Dès le départ, al-Akhbar a construit son développement en tenant compte des aléas économiques et du déclin du marché publicitaire de la presse au Liban. « L’idée de produire uniquement un quotidien imprimé est absurde, affirme Bejjani. Nous cherchons à produire des nouvelles, mais le support écrit n’est que l’un des supports. » Al-Akhbar mise, à long terme, sur Internet et le multimédia. Le titre a ainsi investi 45 000 dollars dans le logiciel RapidBrowser qui permet aux journalistes d’écrire des articles, mais aussi de produire des sons ou des vidéos. « La publicité sur Internet ne s’est pas encore développée au Liban, mais dans le reste du monde elle progresse de 100 % chaque année », constate Bejjani.
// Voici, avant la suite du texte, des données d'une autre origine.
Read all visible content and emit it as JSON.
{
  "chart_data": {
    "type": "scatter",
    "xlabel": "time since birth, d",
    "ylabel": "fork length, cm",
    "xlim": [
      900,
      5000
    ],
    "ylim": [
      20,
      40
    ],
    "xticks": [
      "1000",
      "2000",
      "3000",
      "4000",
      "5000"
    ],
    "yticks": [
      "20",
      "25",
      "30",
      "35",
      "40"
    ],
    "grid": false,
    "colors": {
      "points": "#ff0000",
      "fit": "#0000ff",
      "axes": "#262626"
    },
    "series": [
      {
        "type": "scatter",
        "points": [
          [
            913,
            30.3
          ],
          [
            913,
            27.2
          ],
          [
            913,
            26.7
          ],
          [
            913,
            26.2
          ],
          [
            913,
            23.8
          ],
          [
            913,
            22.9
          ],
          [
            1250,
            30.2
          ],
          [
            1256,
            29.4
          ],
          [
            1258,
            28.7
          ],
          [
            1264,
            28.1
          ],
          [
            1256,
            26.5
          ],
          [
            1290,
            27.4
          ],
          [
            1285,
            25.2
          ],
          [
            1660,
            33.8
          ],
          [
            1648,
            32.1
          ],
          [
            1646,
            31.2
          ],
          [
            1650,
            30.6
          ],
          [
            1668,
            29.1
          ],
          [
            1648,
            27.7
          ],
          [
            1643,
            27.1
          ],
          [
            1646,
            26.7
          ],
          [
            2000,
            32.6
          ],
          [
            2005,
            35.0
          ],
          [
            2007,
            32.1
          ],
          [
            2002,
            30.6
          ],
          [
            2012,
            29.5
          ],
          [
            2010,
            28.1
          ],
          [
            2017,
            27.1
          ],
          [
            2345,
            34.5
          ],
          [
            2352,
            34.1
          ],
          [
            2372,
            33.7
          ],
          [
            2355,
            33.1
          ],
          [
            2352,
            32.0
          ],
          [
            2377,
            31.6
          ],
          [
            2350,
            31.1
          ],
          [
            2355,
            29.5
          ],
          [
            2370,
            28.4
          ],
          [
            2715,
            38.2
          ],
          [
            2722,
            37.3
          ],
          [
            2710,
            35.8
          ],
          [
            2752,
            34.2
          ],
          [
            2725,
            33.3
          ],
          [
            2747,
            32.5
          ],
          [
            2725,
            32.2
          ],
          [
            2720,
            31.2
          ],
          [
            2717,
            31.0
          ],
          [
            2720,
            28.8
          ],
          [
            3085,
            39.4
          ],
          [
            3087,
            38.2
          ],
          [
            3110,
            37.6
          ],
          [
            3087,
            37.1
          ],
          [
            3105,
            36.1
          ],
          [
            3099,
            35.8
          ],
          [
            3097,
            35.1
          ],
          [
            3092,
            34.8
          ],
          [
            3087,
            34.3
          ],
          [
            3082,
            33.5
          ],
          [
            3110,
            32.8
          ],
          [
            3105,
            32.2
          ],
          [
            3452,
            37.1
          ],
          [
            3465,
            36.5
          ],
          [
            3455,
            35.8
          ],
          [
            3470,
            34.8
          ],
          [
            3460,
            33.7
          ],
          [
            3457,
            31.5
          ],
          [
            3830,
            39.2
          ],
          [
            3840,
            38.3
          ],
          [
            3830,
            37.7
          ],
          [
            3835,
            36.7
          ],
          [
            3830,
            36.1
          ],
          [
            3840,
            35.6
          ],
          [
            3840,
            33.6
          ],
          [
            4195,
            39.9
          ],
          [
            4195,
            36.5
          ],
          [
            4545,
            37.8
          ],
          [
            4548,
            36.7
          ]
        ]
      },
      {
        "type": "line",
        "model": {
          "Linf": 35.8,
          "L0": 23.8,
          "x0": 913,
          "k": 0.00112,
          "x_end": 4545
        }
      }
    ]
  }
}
Outre sa version al-Akhbar Qatar, le quotidien table aujourd’hui, pour combler son déficit, sur une deuxième stratégie : la syndication, ou l’échange de contenus avec d’autres médias. « Il s’agit d’utiliser nos journalistes et nos ressources humaines pour fabriquer d’autres contenus que celui du quotidien », explique Bejjani. Le journal danois Information, qui n’a pas de correspondant au Liban, a déjà acheté, pour 30 000 dollars, des articles d’al-Akhbar traduits et retravaillés. Des quotidiens suisse et hollandais seraient également intéressés par ce type de service. La chaîne de télévision BBC pourrait elle acheter prochainement des vidéos réalisées par les journalistes d’al-Akhbar, en cas d’actualité chaude.
Al-Akhbar, né en juillet 2006, a été fondé par les journalistes Joseph Samaha et Ibrahim al-Amine. Deux hommes d’affaires sont les premiers à soutenir le projet, en déboursant 100 000 dollars : Fady Agha, un Libanais sunnite qui vit aux États-Unis, et l’Irako-Libano-Arménien Vahan Boghossian. Un groupe de Libanais basés à Londres et réunis autour de l’économiste Hassan Khalil apportent deux millions supplémentaires. Ils sont les principaux investisseurs et propriétaires du journal. « Nous sommes farouchement de gauche, la moitié de notre rédaction est communiste. Nous croyons à la résistance comme à un droit pour tous et nous essayons de jeter un pavé dans la mare… D’ailleurs, nous sommes critiqués de tous les côtés ! Mais avant tout, nous sommes des journalistes professionnels. Notre défi est de ne pas être le journal de l’opposition, mais un journal d’opposition », résume Bejjani.